In the Matter of Badbada

Board of Immigration AppealsMar 15, 1966
11 I&N Dec. 654 (B.I.A. 1966)

A-14709834

Decided by Regional Commissioner March 15, 1966

Since an auto mechanic technician is not a member of the professions and his skills cannot be equated with exceptional ability in the sciences or arts within the meaning of section 203(a)(3), Immigration and Nationality Act, as amended by P.L. 89-236, he is ineligible for third preference classification.


DISCUSSION: This case comes forward on appeal from the decision of the District Director who denied the petition on February 11, 1966 as follows:

The occupations of vehicle maintenance and automotive technician are not occupations listed as requiring a member of one of the professions, and further you have not established that you are a member of one of the professions. The Dictionary of Occupational Titles, 1965, Volume 1, Definitions of Titles, Third Edition, lists both these occupations under the general category of "Automobile Services."

The denial of your petition, submitted by yourself to classify you as a member of one of the professions, will not prejudice the adjudication of a sixth preference petition, should a prospective employer desire to petition in your behalf. Sixth preference petitions must be submitted by a prospective employer, with the required fee, a certification from the United States Department of Labor, Bureau of Employment Security, and documents attesting to your skills and abilities."

The petitioner is a 39-year-old married male, a native and citizen of the Philippines residing in Pasay City, Philippines, with his wife and minor child, also natives of the Philippines.

On February 12, 1966 the petitioner filed an application to classify himself as a member of the professions entitled to preference under section 203(a)(3) of the Immigration and Nationality Act. He plans to seek work as an auto mechanic technician in auto maintenance and air ground equipment in the San Francisco area. In support of his petition, he has presented Form ES-575A establishing that he is a specialist in the overhaul of auto transmissions, aircraft generator sets, timing lights, motor compression, hydraulic systems, valve adjustments, and voltage regulations. He has presented certificates and commendations attesting to his training and efficiency. He claims 18 years' experience as an auto mechanic and has presented written evidence to establish that he has been occupied in this type of work for over 8 years. His qualifications as an auto mechanic have been established.

Section 101(a)(32) of the Act defines the term profession as follows:

The term "profession" shall include but not be limited to architects, engineers, lawyers, physicians, surgeons, and teachers in elementary or secondary schools, colleges, academies or seminaries.

Section 203(a)(3) of the Act provides for the allotment of immigrant visas "to qualified immigrants who are members of the professions or who because of their exceptional ability in the sciences or the arts will substantially benefit prospectively the national economy, cultural interests, or welfare of the United States."

The occupation of auto mechanic technician is not classifiable as a profession, and the skills required of an auto mechanic technician cannot be equated with exceptional ability in the sciences or arts. Occupations falling within the third preference classification ordinarily require formal academic preparation, academic degrees, and/or training, experience, talents, and skills in fields such as science, law, education, religion and culture.

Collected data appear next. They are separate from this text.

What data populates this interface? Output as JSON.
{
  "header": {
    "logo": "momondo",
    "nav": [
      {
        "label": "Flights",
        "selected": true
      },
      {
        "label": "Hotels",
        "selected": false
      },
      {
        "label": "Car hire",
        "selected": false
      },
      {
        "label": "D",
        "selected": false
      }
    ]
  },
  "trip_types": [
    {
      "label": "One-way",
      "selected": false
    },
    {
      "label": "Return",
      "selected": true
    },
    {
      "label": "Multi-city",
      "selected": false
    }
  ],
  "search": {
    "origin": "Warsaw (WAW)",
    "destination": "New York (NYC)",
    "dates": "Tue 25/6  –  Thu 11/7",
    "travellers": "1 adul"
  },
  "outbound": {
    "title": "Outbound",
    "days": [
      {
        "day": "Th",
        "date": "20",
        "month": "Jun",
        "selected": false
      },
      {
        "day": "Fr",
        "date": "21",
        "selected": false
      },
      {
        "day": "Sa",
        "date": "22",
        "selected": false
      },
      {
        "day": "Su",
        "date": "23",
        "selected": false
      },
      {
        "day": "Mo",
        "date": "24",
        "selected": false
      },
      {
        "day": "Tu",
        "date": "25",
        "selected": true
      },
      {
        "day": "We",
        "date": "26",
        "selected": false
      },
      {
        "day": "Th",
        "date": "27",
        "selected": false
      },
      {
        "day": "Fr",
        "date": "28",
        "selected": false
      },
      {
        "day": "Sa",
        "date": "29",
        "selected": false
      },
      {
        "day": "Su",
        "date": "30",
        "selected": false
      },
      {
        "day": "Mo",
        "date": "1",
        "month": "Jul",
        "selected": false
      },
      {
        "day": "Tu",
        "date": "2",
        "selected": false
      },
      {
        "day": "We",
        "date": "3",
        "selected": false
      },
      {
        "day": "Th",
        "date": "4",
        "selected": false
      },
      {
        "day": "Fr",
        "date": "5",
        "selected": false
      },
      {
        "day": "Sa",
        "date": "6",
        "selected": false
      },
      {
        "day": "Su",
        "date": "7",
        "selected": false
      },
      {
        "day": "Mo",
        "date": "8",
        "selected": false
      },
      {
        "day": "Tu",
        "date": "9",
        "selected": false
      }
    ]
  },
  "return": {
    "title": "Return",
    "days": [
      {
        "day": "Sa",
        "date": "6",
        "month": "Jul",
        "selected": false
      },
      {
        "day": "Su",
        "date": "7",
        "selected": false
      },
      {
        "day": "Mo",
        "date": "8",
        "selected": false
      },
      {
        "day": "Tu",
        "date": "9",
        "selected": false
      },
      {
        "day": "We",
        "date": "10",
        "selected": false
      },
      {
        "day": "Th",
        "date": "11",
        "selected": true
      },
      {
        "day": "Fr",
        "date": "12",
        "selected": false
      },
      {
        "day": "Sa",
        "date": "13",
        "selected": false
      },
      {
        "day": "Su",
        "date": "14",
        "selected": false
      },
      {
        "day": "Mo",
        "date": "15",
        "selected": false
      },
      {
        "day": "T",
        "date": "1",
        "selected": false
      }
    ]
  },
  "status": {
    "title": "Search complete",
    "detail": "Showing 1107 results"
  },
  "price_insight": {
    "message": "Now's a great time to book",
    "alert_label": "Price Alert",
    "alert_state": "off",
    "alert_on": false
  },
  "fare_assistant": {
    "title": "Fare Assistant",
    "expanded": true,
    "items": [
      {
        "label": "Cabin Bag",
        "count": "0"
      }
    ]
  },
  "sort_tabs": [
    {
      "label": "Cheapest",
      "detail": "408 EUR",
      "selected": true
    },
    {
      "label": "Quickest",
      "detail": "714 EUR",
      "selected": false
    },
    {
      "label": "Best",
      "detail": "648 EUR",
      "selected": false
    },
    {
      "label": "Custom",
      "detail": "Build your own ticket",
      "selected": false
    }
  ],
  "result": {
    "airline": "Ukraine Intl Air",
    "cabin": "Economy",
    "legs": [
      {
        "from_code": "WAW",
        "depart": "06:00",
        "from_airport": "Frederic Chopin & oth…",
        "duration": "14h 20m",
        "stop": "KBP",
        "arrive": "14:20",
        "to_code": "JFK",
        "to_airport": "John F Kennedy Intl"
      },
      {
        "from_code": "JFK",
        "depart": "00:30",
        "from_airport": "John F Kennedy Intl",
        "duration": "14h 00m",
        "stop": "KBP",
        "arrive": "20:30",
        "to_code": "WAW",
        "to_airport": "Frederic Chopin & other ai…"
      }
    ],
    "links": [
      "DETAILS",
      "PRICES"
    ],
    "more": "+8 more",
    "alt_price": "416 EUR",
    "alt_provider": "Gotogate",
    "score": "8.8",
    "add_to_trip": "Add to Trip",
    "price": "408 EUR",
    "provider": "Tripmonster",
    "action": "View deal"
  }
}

The petitioner in his brief has conceded that his occupation is not classifiable as a profession for purposes of section 203(a)(3) preference and has requested that his petition be considered for classification under section 203(a)(6) of the Act.

Section 203(a)(6) provides for the allotment of immigrant visas to qualified immigrants who are capable of performing specified skilled or unskilled labor not of a temporary or seasonal nature for which a shortage of employable and willing persons exists in the United States. Section 212(a)(14) of the Act, as amended, requires that an alien described in section 203(a)(6) of the Act obtain a certification from the Secretary of Labor to the effect that there is a shortage of workers in the United States to perform the work which the alien is to perform, and that the alien's employment would not adversely affect wages and working conditions of persons in the United States similarly employed.

It should be further noted that under section 203(a)(3) an alien may petition for himself and show how he qualifies for performance of duties of the position but under section 203(a)(6) the petition must be filed by a person who desires and intends to employ the beneficiary within the United States, in accordance with section 204(a) of the Immigration and Nationality Act as amended. Therefore, the alien in the subject case having expressed a desire to be considered for section 203(a)(6) preference, must first be the beneficiary of a petition filed by a person who desires and intends to utilize the services of the beneficiary in the United States as an auto mechanic. 8 CFR 204.2(g) provides that a petition for classification under section 203(a)(6) must be supported by Form ES-575A showing the beneficiary's qualifications, Form ES-575B, the job offer by the petitioner, and the certification by the Bureau of Employment Security, Department of Labor showing the unavailability of like labor in the United States.

The occupation of auto mechanic technician not being classifiable as a profession or included in the sciences and arts cannot be considered as an occupation falling within the provisions of section 203(a)(3), and absent the required Bureau of Employment Security certification, the District Director was statutorily precluded from making a favorable finding that the petition be granted under section 203(a)(6) of the Act. The decision of the District Director was proper. The appeal will be dismissed.

ORDER: It is ordered that the appeal be and the same is hereby dismissed.